Signing smarts

Newest National Merits like the University's bottom line

National Merit Scholars

Signing smarts

Newest National Merits like the University's bottom line

National Merit Scholars

National Merit Scholars

Shay Daylami loves history, loves reading history, and soon will be creating her own history at the University of Nevada, Reno.

On Tuesday, May 29, the Wooster High School senior, in a ceremony in the Wooster Career Center, joined a group of 15 National Merit Scholars who will be enrolling in August.

The ceremony was one of several sponsored by the University and held throughout the state over the past few days.

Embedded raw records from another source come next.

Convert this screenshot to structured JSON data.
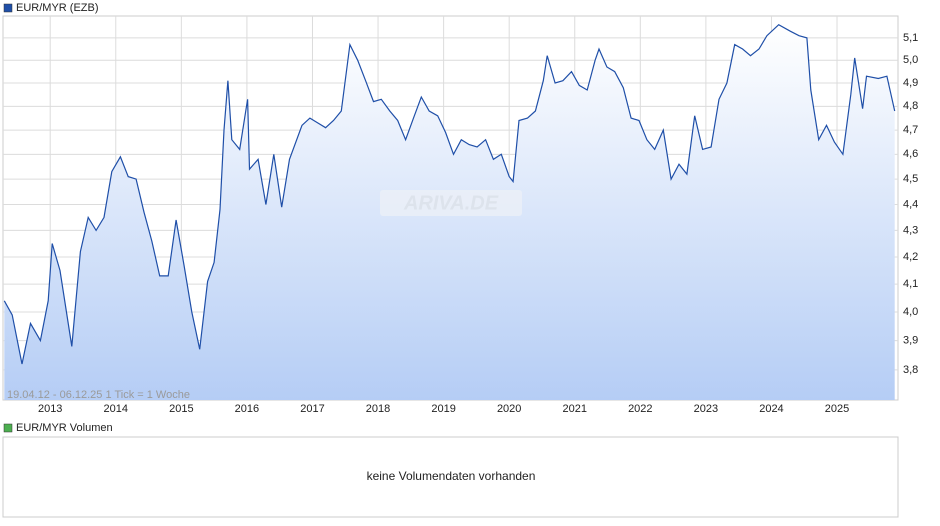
{
  "chart_data": {
    "type": "area",
    "log_scale": true,
    "grid": true,
    "range_note": "19.04.12 - 06.12.25   1 Tick = 1 Woche",
    "watermark": "ARIVA.DE",
    "xlim": [
      2012.28,
      2025.93
    ],
    "xticks": [
      2013,
      2014,
      2015,
      2016,
      2017,
      2018,
      2019,
      2020,
      2021,
      2022,
      2023,
      2024,
      2025
    ],
    "ylim": [
      3.7,
      5.2
    ],
    "yticks": [
      {
        "value": 3.8,
        "label": "3,8"
      },
      {
        "value": 3.9,
        "label": "3,9"
      },
      {
        "value": 4.0,
        "label": "4,0"
      },
      {
        "value": 4.1,
        "label": "4,1"
      },
      {
        "value": 4.2,
        "label": "4,2"
      },
      {
        "value": 4.3,
        "label": "4,3"
      },
      {
        "value": 4.4,
        "label": "4,4"
      },
      {
        "value": 4.5,
        "label": "4,5"
      },
      {
        "value": 4.6,
        "label": "4,6"
      },
      {
        "value": 4.7,
        "label": "4,7"
      },
      {
        "value": 4.8,
        "label": "4,8"
      },
      {
        "value": 4.9,
        "label": "4,9"
      },
      {
        "value": 5.0,
        "label": "5,0"
      },
      {
        "value": 5.1,
        "label": "5,1"
      }
    ],
    "x": [
      2012.3,
      2012.42,
      2012.57,
      2012.7,
      2012.85,
      2012.97,
      2013.03,
      2013.15,
      2013.33,
      2013.46,
      2013.58,
      2013.7,
      2013.82,
      2013.94,
      2014.07,
      2014.19,
      2014.31,
      2014.43,
      2014.55,
      2014.67,
      2014.8,
      2014.92,
      2015.04,
      2015.16,
      2015.28,
      2015.4,
      2015.5,
      2015.59,
      2015.65,
      2015.71,
      2015.77,
      2015.89,
      2016.01,
      2016.04,
      2016.17,
      2016.29,
      2016.41,
      2016.53,
      2016.65,
      2016.84,
      2016.96,
      2017.08,
      2017.2,
      2017.32,
      2017.44,
      2017.57,
      2017.69,
      2017.81,
      2017.93,
      2018.05,
      2018.18,
      2018.3,
      2018.42,
      2018.54,
      2018.66,
      2018.78,
      2018.91,
      2019.03,
      2019.15,
      2019.27,
      2019.39,
      2019.51,
      2019.64,
      2019.76,
      2019.88,
      2020.0,
      2020.06,
      2020.15,
      2020.28,
      2020.4,
      2020.52,
      2020.58,
      2020.7,
      2020.82,
      2020.95,
      2021.07,
      2021.19,
      2021.31,
      2021.37,
      2021.49,
      2021.61,
      2021.74,
      2021.86,
      2021.98,
      2022.1,
      2022.22,
      2022.35,
      2022.47,
      2022.59,
      2022.71,
      2022.83,
      2022.95,
      2023.08,
      2023.2,
      2023.32,
      2023.44,
      2023.56,
      2023.68,
      2023.81,
      2023.93,
      2024.11,
      2024.29,
      2024.42,
      2024.54,
      2024.6,
      2024.72,
      2024.84,
      2024.96,
      2025.09,
      2025.21,
      2025.27,
      2025.39,
      2025.45,
      2025.63,
      2025.76,
      2025.88
    ],
    "series": [
      {
        "name": "EUR/MYR (EZB)",
        "color": "#1f4fa8",
        "values": [
          4.04,
          3.99,
          3.82,
          3.96,
          3.9,
          4.04,
          4.25,
          4.15,
          3.88,
          4.22,
          4.35,
          4.3,
          4.35,
          4.53,
          4.59,
          4.51,
          4.5,
          4.37,
          4.26,
          4.13,
          4.13,
          4.34,
          4.17,
          4.0,
          3.87,
          4.11,
          4.18,
          4.38,
          4.7,
          4.91,
          4.66,
          4.62,
          4.83,
          4.54,
          4.58,
          4.4,
          4.6,
          4.39,
          4.58,
          4.72,
          4.75,
          4.73,
          4.71,
          4.74,
          4.78,
          5.07,
          5.0,
          4.91,
          4.82,
          4.83,
          4.78,
          4.74,
          4.66,
          4.75,
          4.84,
          4.78,
          4.76,
          4.69,
          4.6,
          4.66,
          4.64,
          4.63,
          4.66,
          4.58,
          4.6,
          4.51,
          4.49,
          4.74,
          4.75,
          4.78,
          4.91,
          5.02,
          4.9,
          4.91,
          4.95,
          4.89,
          4.87,
          5.0,
          5.05,
          4.97,
          4.95,
          4.88,
          4.75,
          4.74,
          4.66,
          4.62,
          4.7,
          4.5,
          4.56,
          4.52,
          4.76,
          4.62,
          4.63,
          4.83,
          4.9,
          5.07,
          5.05,
          5.02,
          5.05,
          5.11,
          5.16,
          5.13,
          5.11,
          5.1,
          4.87,
          4.66,
          4.72,
          4.65,
          4.6,
          4.85,
          5.01,
          4.79,
          4.93,
          4.92,
          4.93,
          4.78
        ]
      }
    ]
  },
  "volume_panel": {
    "title": "EUR/MYR Volumen",
    "color": "#4caf50",
    "message": "keine Volumendaten vorhanden"
  }
}
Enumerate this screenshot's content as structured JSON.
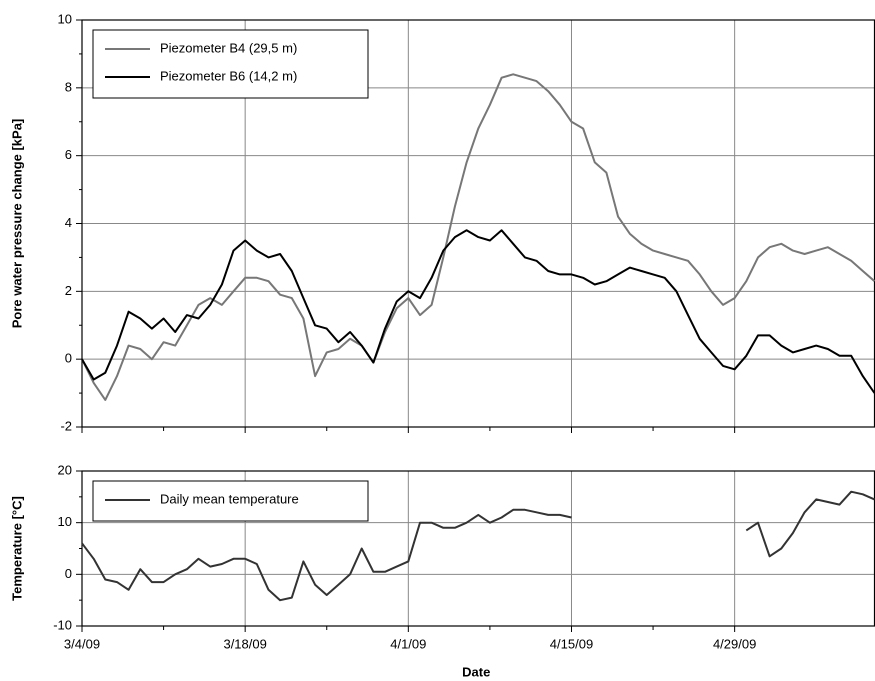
{
  "chart_data": [
    {
      "type": "line",
      "y_label": "Pore water pressure change [kPa]",
      "x": [
        "3/4/09",
        "3/5/09",
        "3/6/09",
        "3/7/09",
        "3/8/09",
        "3/9/09",
        "3/10/09",
        "3/11/09",
        "3/12/09",
        "3/13/09",
        "3/14/09",
        "3/15/09",
        "3/16/09",
        "3/17/09",
        "3/18/09",
        "3/19/09",
        "3/20/09",
        "3/21/09",
        "3/22/09",
        "3/23/09",
        "3/24/09",
        "3/25/09",
        "3/26/09",
        "3/27/09",
        "3/28/09",
        "3/29/09",
        "3/30/09",
        "3/31/09",
        "4/1/09",
        "4/2/09",
        "4/3/09",
        "4/4/09",
        "4/5/09",
        "4/6/09",
        "4/7/09",
        "4/8/09",
        "4/9/09",
        "4/10/09",
        "4/11/09",
        "4/12/09",
        "4/13/09",
        "4/14/09",
        "4/15/09",
        "4/16/09",
        "4/17/09",
        "4/18/09",
        "4/19/09",
        "4/20/09",
        "4/21/09",
        "4/22/09",
        "4/23/09",
        "4/24/09",
        "4/25/09",
        "4/26/09",
        "4/27/09",
        "4/28/09",
        "4/29/09",
        "4/30/09",
        "5/1/09",
        "5/2/09",
        "5/3/09",
        "5/4/09",
        "5/5/09",
        "5/6/09",
        "5/7/09",
        "5/8/09",
        "5/9/09",
        "5/10/09",
        "5/11/09"
      ],
      "series": [
        {
          "name": "Piezometer B4 (29,5 m)",
          "color": "#777777",
          "values": [
            0,
            -0.7,
            -1.2,
            -0.5,
            0.4,
            0.3,
            0,
            0.5,
            0.4,
            1.0,
            1.6,
            1.8,
            1.6,
            2.0,
            2.4,
            2.4,
            2.3,
            1.9,
            1.8,
            1.2,
            -0.5,
            0.2,
            0.3,
            0.6,
            0.4,
            -0.1,
            0.8,
            1.5,
            1.8,
            1.3,
            1.6,
            3.0,
            4.5,
            5.8,
            6.8,
            7.5,
            8.3,
            8.4,
            8.3,
            8.2,
            7.9,
            7.5,
            7.0,
            6.8,
            5.8,
            5.5,
            4.2,
            3.7,
            3.4,
            3.2,
            3.1,
            3.0,
            2.9,
            2.5,
            2.0,
            1.6,
            1.8,
            2.3,
            3.0,
            3.3,
            3.4,
            3.2,
            3.1,
            3.2,
            3.3,
            3.1,
            2.9,
            2.6,
            2.3
          ]
        },
        {
          "name": "Piezometer B6 (14,2 m)",
          "color": "#000000",
          "values": [
            0,
            -0.6,
            -0.4,
            0.4,
            1.4,
            1.2,
            0.9,
            1.2,
            0.8,
            1.3,
            1.2,
            1.6,
            2.2,
            3.2,
            3.5,
            3.2,
            3.0,
            3.1,
            2.6,
            1.8,
            1.0,
            0.9,
            0.5,
            0.8,
            0.4,
            -0.1,
            0.9,
            1.7,
            2.0,
            1.8,
            2.4,
            3.2,
            3.6,
            3.8,
            3.6,
            3.5,
            3.8,
            3.4,
            3.0,
            2.9,
            2.6,
            2.5,
            2.5,
            2.4,
            2.2,
            2.3,
            2.5,
            2.7,
            2.6,
            2.5,
            2.4,
            2.0,
            1.3,
            0.6,
            0.2,
            -0.2,
            -0.3,
            0.1,
            0.7,
            0.7,
            0.4,
            0.2,
            0.3,
            0.4,
            0.3,
            0.1,
            0.1,
            -0.5,
            -1.0
          ]
        }
      ],
      "xlim": [
        "3/4/09",
        "5/11/09"
      ],
      "xticks": [
        "3/4/09",
        "3/18/09",
        "4/1/09",
        "4/15/09",
        "4/29/09"
      ],
      "ylim": [
        -2,
        10
      ],
      "yticks": [
        -2,
        0,
        2,
        4,
        6,
        8,
        10
      ],
      "grid": true,
      "legend": "top-left"
    },
    {
      "type": "line",
      "y_label": "Temperature [°C]",
      "x_label": "Date",
      "x": [
        "3/4/09",
        "3/5/09",
        "3/6/09",
        "3/7/09",
        "3/8/09",
        "3/9/09",
        "3/10/09",
        "3/11/09",
        "3/12/09",
        "3/13/09",
        "3/14/09",
        "3/15/09",
        "3/16/09",
        "3/17/09",
        "3/18/09",
        "3/19/09",
        "3/20/09",
        "3/21/09",
        "3/22/09",
        "3/23/09",
        "3/24/09",
        "3/25/09",
        "3/26/09",
        "3/27/09",
        "3/28/09",
        "3/29/09",
        "3/30/09",
        "3/31/09",
        "4/1/09",
        "4/2/09",
        "4/3/09",
        "4/4/09",
        "4/5/09",
        "4/6/09",
        "4/7/09",
        "4/8/09",
        "4/9/09",
        "4/10/09",
        "4/11/09",
        "4/12/09",
        "4/13/09",
        "4/14/09",
        "4/15/09",
        "4/16/09",
        "4/17/09",
        "4/18/09",
        "4/19/09",
        "4/20/09",
        "4/21/09",
        "4/22/09",
        "4/23/09",
        "4/24/09",
        "4/25/09",
        "4/26/09",
        "4/27/09",
        "4/28/09",
        "4/29/09",
        "4/30/09",
        "5/1/09",
        "5/2/09",
        "5/3/09",
        "5/4/09",
        "5/5/09",
        "5/6/09",
        "5/7/09",
        "5/8/09",
        "5/9/09",
        "5/10/09",
        "5/11/09"
      ],
      "series": [
        {
          "name": "Daily mean temperature",
          "color": "#333333",
          "values": [
            6,
            3,
            -1,
            -1.5,
            -3,
            1,
            -1.5,
            -1.5,
            0,
            1,
            3,
            1.5,
            2,
            3,
            3,
            2,
            -3,
            -5,
            -4.5,
            2.5,
            -2,
            -4,
            -2,
            0,
            5,
            0.5,
            0.5,
            1.5,
            2.5,
            10,
            10,
            9,
            9,
            10,
            11.5,
            10,
            11,
            12.5,
            12.5,
            12,
            11.5,
            11.5,
            11,
            null,
            null,
            null,
            null,
            null,
            null,
            null,
            null,
            null,
            null,
            null,
            null,
            null,
            null,
            8.5,
            10,
            3.5,
            5,
            8,
            12,
            14.5,
            14,
            13.5,
            16,
            15.5,
            14.5
          ]
        }
      ],
      "xlim": [
        "3/4/09",
        "5/11/09"
      ],
      "xticks": [
        "3/4/09",
        "3/18/09",
        "4/1/09",
        "4/15/09",
        "4/29/09"
      ],
      "ylim": [
        -10,
        20
      ],
      "yticks": [
        -10,
        0,
        10,
        20
      ],
      "grid": true,
      "legend": "top-left"
    }
  ]
}
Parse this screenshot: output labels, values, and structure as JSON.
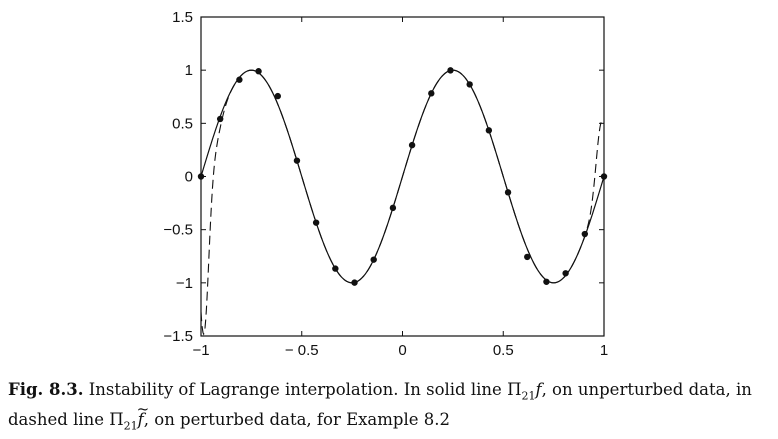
{
  "chart_data": {
    "type": "line",
    "x_range": [
      -1,
      1
    ],
    "y_range": [
      -1.5,
      1.5
    ],
    "xticks": [
      -1,
      -0.5,
      0,
      0.5,
      1
    ],
    "xtick_labels": [
      "−1",
      "− 0.5",
      "0",
      "0.5",
      "1"
    ],
    "yticks": [
      -1.5,
      -1,
      -0.5,
      0,
      0.5,
      1,
      1.5
    ],
    "ytick_labels": [
      "−1.5",
      "−1",
      "−0.5",
      "0",
      "0.5",
      "1",
      "1.5"
    ],
    "grid": false,
    "series": [
      {
        "style": "solid",
        "function": "sin(2*pi*x)",
        "color": "#111111"
      },
      {
        "style": "dashed",
        "function": "sin(2*pi*x) perturbed near endpoints",
        "color": "#111111"
      },
      {
        "style": "markers",
        "x": [
          -1,
          -0.9048,
          -0.8095,
          -0.7143,
          -0.619,
          -0.5238,
          -0.4286,
          -0.3333,
          -0.2381,
          -0.1429,
          -0.0476,
          0.0476,
          0.1429,
          0.2381,
          0.3333,
          0.4286,
          0.5238,
          0.619,
          0.7143,
          0.8095,
          0.9048,
          1
        ],
        "y": [
          0,
          0.541,
          0.91,
          0.99,
          0.756,
          0.149,
          -0.434,
          -0.866,
          -0.998,
          -0.782,
          -0.295,
          0.295,
          0.782,
          0.998,
          0.866,
          0.434,
          -0.149,
          -0.756,
          -0.99,
          -0.91,
          -0.541,
          0
        ],
        "color": "#111111"
      }
    ]
  },
  "caption": {
    "label": "Fig. 8.3.",
    "text1": "Instability of Lagrange interpolation. In solid line ",
    "pi1": "Π",
    "sub1": "21",
    "f1": "f",
    "text2": ", on unperturbed data, in dashed line ",
    "pi2": "Π",
    "sub2": "21",
    "f2": "f",
    "text3": ", on perturbed data, for Example 8.2"
  }
}
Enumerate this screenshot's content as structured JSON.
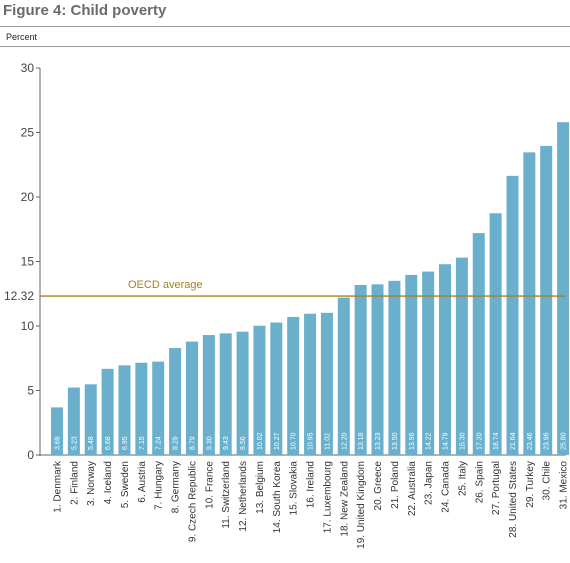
{
  "figure": {
    "title": "Figure 4: Child poverty",
    "unit": "Percent"
  },
  "colors": {
    "bar": "#6ab0cc",
    "average_line": "#a8821e",
    "average_text": "#a8821e",
    "axis": "#666666"
  },
  "chart_data": {
    "type": "bar",
    "title": "Figure 4: Child poverty",
    "ylabel": "Percent",
    "xlabel": "",
    "ylim": [
      0,
      30
    ],
    "yticks": [
      0,
      5,
      10,
      15,
      20,
      25,
      30
    ],
    "grid": false,
    "categories": [
      "1. Denmark",
      "2. Finland",
      "3. Norway",
      "4. Iceland",
      "5. Sweden",
      "6. Austria",
      "7. Hungary",
      "8. Germany",
      "9. Czech Republic",
      "10. France",
      "11. Switzerland",
      "12. Netherlands",
      "13. Belgium",
      "14. South Korea",
      "15. Slovakia",
      "16. Ireland",
      "17. Luxembourg",
      "18. New Zealand",
      "19. United Kingdom",
      "20. Greece",
      "21. Poland",
      "22. Australia",
      "23. Japan",
      "24. Canada",
      "25. Italy",
      "26. Spain",
      "27. Portugal",
      "28. United States",
      "29. Turkey",
      "30. Chile",
      "31. Mexico"
    ],
    "values": [
      3.69,
      5.23,
      5.48,
      6.68,
      6.95,
      7.15,
      7.24,
      8.29,
      8.79,
      9.3,
      9.43,
      9.56,
      10.02,
      10.27,
      10.7,
      10.95,
      11.02,
      12.2,
      13.18,
      13.23,
      13.5,
      13.96,
      14.22,
      14.79,
      15.3,
      17.2,
      18.74,
      21.64,
      23.46,
      23.96,
      25.8
    ],
    "value_labels": [
      "3.69",
      "5.23",
      "5.48",
      "6.68",
      "6.95",
      "7.15",
      "7.24",
      "8.29",
      "8.79",
      "9.30",
      "9.43",
      "9.56",
      "10.02",
      "10.27",
      "10.70",
      "10.95",
      "11.02",
      "12.20",
      "13.18",
      "13.23",
      "13.50",
      "13.96",
      "14.22",
      "14.79",
      "15.30",
      "17.20",
      "18.74",
      "21.64",
      "23.46",
      "23.96",
      "25.80"
    ],
    "reference_line": {
      "value": 12.32,
      "value_label": "12.32",
      "label": "OECD average"
    }
  }
}
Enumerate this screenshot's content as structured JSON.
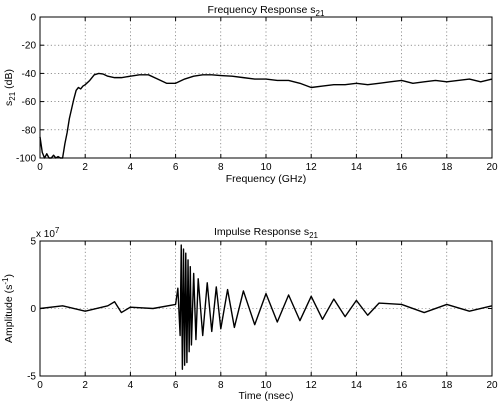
{
  "chart_data": [
    {
      "type": "line",
      "title": "Frequency Response s",
      "title_sub": "21",
      "xlabel": "Frequency (GHz)",
      "ylabel": "s",
      "ylabel_sub": "21",
      "ylabel_suffix": " (dB)",
      "xlim": [
        0,
        20
      ],
      "ylim": [
        -100,
        0
      ],
      "xticks": [
        0,
        2,
        4,
        6,
        8,
        10,
        12,
        14,
        16,
        18,
        20
      ],
      "yticks": [
        -100,
        -80,
        -60,
        -40,
        -20,
        0
      ],
      "grid": true,
      "series": [
        {
          "x": [
            0,
            0.1,
            0.2,
            0.3,
            0.4,
            0.5,
            0.6,
            0.7,
            0.8,
            0.9,
            1.0,
            1.1,
            1.2,
            1.3,
            1.4,
            1.5,
            1.6,
            1.7,
            1.8,
            1.9,
            2.0,
            2.2,
            2.4,
            2.6,
            2.8,
            3.0,
            3.3,
            3.6,
            4.0,
            4.4,
            4.8,
            5.2,
            5.6,
            6.0,
            6.4,
            6.8,
            7.2,
            7.6,
            8.0,
            8.5,
            9.0,
            9.5,
            10.0,
            10.5,
            11.0,
            11.5,
            12.0,
            12.5,
            13.0,
            13.5,
            14.0,
            14.5,
            15.0,
            15.5,
            16.0,
            16.5,
            17.0,
            17.5,
            18.0,
            18.5,
            19.0,
            19.5,
            20.0
          ],
          "y": [
            -85,
            -96,
            -100,
            -97,
            -100,
            -100,
            -98,
            -100,
            -99,
            -100,
            -100,
            -90,
            -82,
            -72,
            -65,
            -58,
            -52,
            -50,
            -51,
            -49,
            -48,
            -45,
            -41,
            -40,
            -40.5,
            -42,
            -43,
            -43,
            -42,
            -41,
            -41,
            -44,
            -47,
            -47,
            -44,
            -42,
            -41,
            -41,
            -41.5,
            -42,
            -43,
            -44,
            -44,
            -45,
            -45,
            -47,
            -50,
            -49,
            -48,
            -48,
            -47,
            -48,
            -47,
            -46,
            -45,
            -47,
            -46,
            -45,
            -46,
            -45,
            -44,
            -46,
            -44
          ]
        }
      ]
    },
    {
      "type": "line",
      "title": "Impulse Response s",
      "title_sub": "21",
      "xlabel": "Time (nsec)",
      "ylabel": "Amplitude (s",
      "ylabel_sup": "-1",
      "ylabel_suffix": ")",
      "y_multiplier": "x 10",
      "y_multiplier_exp": "7",
      "xlim": [
        0,
        20
      ],
      "ylim": [
        -5,
        5
      ],
      "xticks": [
        0,
        2,
        4,
        6,
        8,
        10,
        12,
        14,
        16,
        18,
        20
      ],
      "yticks": [
        -5,
        0,
        5
      ],
      "grid": true,
      "series": [
        {
          "x": [
            0,
            1.0,
            2.0,
            3.0,
            3.3,
            3.6,
            4.0,
            5.0,
            6.0,
            6.1,
            6.2,
            6.25,
            6.3,
            6.35,
            6.4,
            6.45,
            6.5,
            6.55,
            6.6,
            6.65,
            6.7,
            6.8,
            6.9,
            7.0,
            7.2,
            7.4,
            7.6,
            7.8,
            8.0,
            8.3,
            8.6,
            9.0,
            9.5,
            10.0,
            10.5,
            11.0,
            11.5,
            12.0,
            12.5,
            13.0,
            13.5,
            14.0,
            14.5,
            15.0,
            16.0,
            17.0,
            18.0,
            19.0,
            20.0
          ],
          "y": [
            0,
            0.2,
            -0.2,
            0.2,
            0.5,
            -0.3,
            0.1,
            0,
            0.3,
            1.5,
            -2,
            4.7,
            -4.5,
            4.4,
            -4.2,
            4.1,
            -4.0,
            3.6,
            -3.2,
            3.1,
            -2.7,
            2.6,
            -2.3,
            2.2,
            -2.0,
            1.9,
            -1.7,
            1.6,
            -1.5,
            1.4,
            -1.4,
            1.3,
            -1.2,
            1.1,
            -1.0,
            1.0,
            -0.9,
            0.9,
            -0.8,
            0.7,
            -0.6,
            0.6,
            -0.5,
            0.4,
            0.3,
            -0.3,
            0.3,
            -0.2,
            0.2
          ]
        }
      ]
    }
  ]
}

The "signing days," as they've come to be called, attract local media and give excellent students bound for the University the kind of attention normally reserved for four-star athletes.

Such special attention to talented students is paying off. During the 2011-2012 academic year, the University had 46 National Merit students on campus - a record.

And when Daylami and four Presidential Scholars from Wooster signed their names to letters of commitment to attend the University - with families, friends, school administrators and University officials on hand - it became quickly apparent why the University has increasingly become a destination school for the state's best and brightest high school students.

Daylami said even when she first received news that the dizzying process of becoming a National Merit Scholar had begun, her focus was always on attending the University.

"I always felt that I was going to go to UNR because it's in town and it's one of the best schools in the country," said Daylami, who will major in history and English and also will participate in ROTC. "I like the location, and it's just a good school.

"I don't know why I would go anywhere else."

Daylami, who will be joined at the University by Wooster classmates and Presidential Scholars Logan Falk, Victoria Larson, Caitlin Oleson and Kyla Sweeney, said her only major concern about attending the University will be the fact that she loves history so much, "I'm kind of afraid (majoring in it) might not make it as fun anymore."

That probably won't be too much of a problem, however.

The University's Department of History is known for its excellent teaching faculty, chief among them Scott Casper, a nationally renowned teacher, lecturer and researcher in American History who was in attendance on Tuesday. Casper, currently serving as interim dean of the College of Liberal Arts, was just like a good coach with a prize recruit following Tuesday's ceremony: He was already talking with Daylami about what to expect come this fall.

Daylami said her ultimate goal is to become a commissioned Army officer through the University's ROTC program. Ever since she came upon the term "ROTC" in a book she was reading while in seventh grade - she immediately looked it up in a dictionary - Daylami has wanted to be a part of the military.

"I was really involved in JROTC in high school," she said. "The instructors have been great. And everybody I've ever met in the military has been great. It seems like a great place to go."

Daylami said she also plans to major in English while at the University because, "I want to improve in English."

Though she is soft-spoken, humble and polite, it's hard to imagine that Daylami would have a great deal of difficulty with English - particularly given the fact that her test scores place her among the nation's top 15,000 out of more than 1.5 million National Merit entrants.

"I can string a sentence together," said Daylami with a smile, noting that her favorite books are the "Lord of the Rings" works by J.R.R. Tolkien, as well as Sherlock Holmes mysteries from Arthur Conan Doyle.

According to Wooster principal Leah Keuscher, the students honored Tuesday were all International Baccalaureate (IB) diploma candidates at the school. The IB program is a rigorous course of study designed to prepare students for a quality university education.

"And what's exciting is what these students are going to pursue," she said. "Many of these recipients are math and science majors."

Indeed, all four of the Presidential Scholars from Wooster attending the University in August will have some sort of math or science major focus: Falk (engineering and music); Larson (physics); Oleson (civil engineering); Sweeney (nutrition).

Joe Cline, the University's vice provost for undergraduate education who was also in attendance on Tuesday, noted that having such excellent incoming students "changes the way professors teach, and the way students learn."

"When we achieve a critical mass of students like these," Cline said, "things change."

Things change, and for a young person preparing to graduate from high school, things, in the short-term, anyway, can also remain the same.

Daylami said her plans this summer are what many other recent high school graduates hope to do: "This summer I plan on getting a job and reading a lot. Maybe run some, so I can get to be a faster runner (for ROTC) and get stronger."

Once she's done with the summer, however, things will, as Cline said, change.

Once she arrives on campus in late August, Daylami, and all the other National Merits in her class, will be embarking on the first steps of what should be lives of achievement and excitement.

Asked where she plans to be and what she plans on doing in 10 years, Daylami smiled.

"Ideally, I'd be in the Army with a decent amount of power ... not too much, but I'd be getting things done, doing as much as I could and I'd be seeing the world," she said.

There's no reason why that isn't an attainable goal.

After all, as Shay Daylami would attest, the University has become the place where people "don't know why" they would go anywhere else.